The ripple, ebb, rush, and flow of the writing life requests patience, demands quiet, and seeks groundedness. Talent helps. It is a fluid, liquid journey: Every current of story curls a world. Dip your toes into the literary waters, test the temperature, adjust your psyche.

Water inspires an aesthetic response on a guttural level.

Monet painted the pond at Giverny over and over again. Think about Handel’s water music or Debussy’s “La Mer.” How many literary selections use the voyage over water for thematic purposes? Some examples are The Iliad, The Odyssey, and “Rhyme of the Ancient Mariner,” Genesis, Exodus, Jonah, The Gospels, and Revelation.

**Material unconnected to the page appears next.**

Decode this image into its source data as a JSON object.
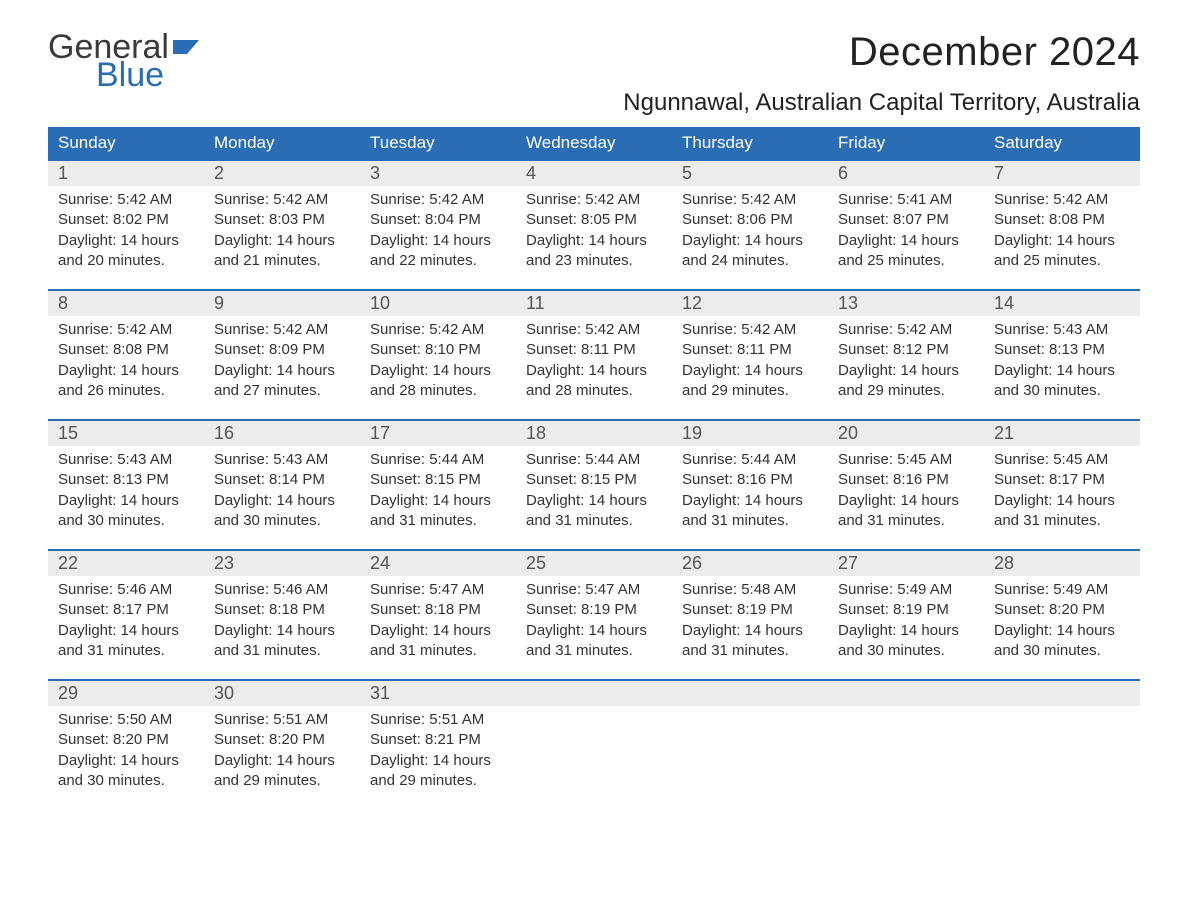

Writer, poet, and mystic Rainer Maria Rilke echoes this tradition in his line from his “Third Elegy” in Duino Elegies, “dissolved in water which lightens the living seed.”

Where does an affinity to story begin? Is it some muffled flow of voice and language in utero, the first word that pours into our sensual fluid-filled world that sparks the love of the word in the writer?

I suppose it is a mystery of some sort. One that joins all those whose hearts beat inside of the word and communion of our craft. Perhaps it is a beautiful, cryptic mystery-map of genetic and creative origin that offers us the possibility of the word-painting that the combination of syllable and syntax offer.

How does the word assert its influence on you? How does it insist on expression?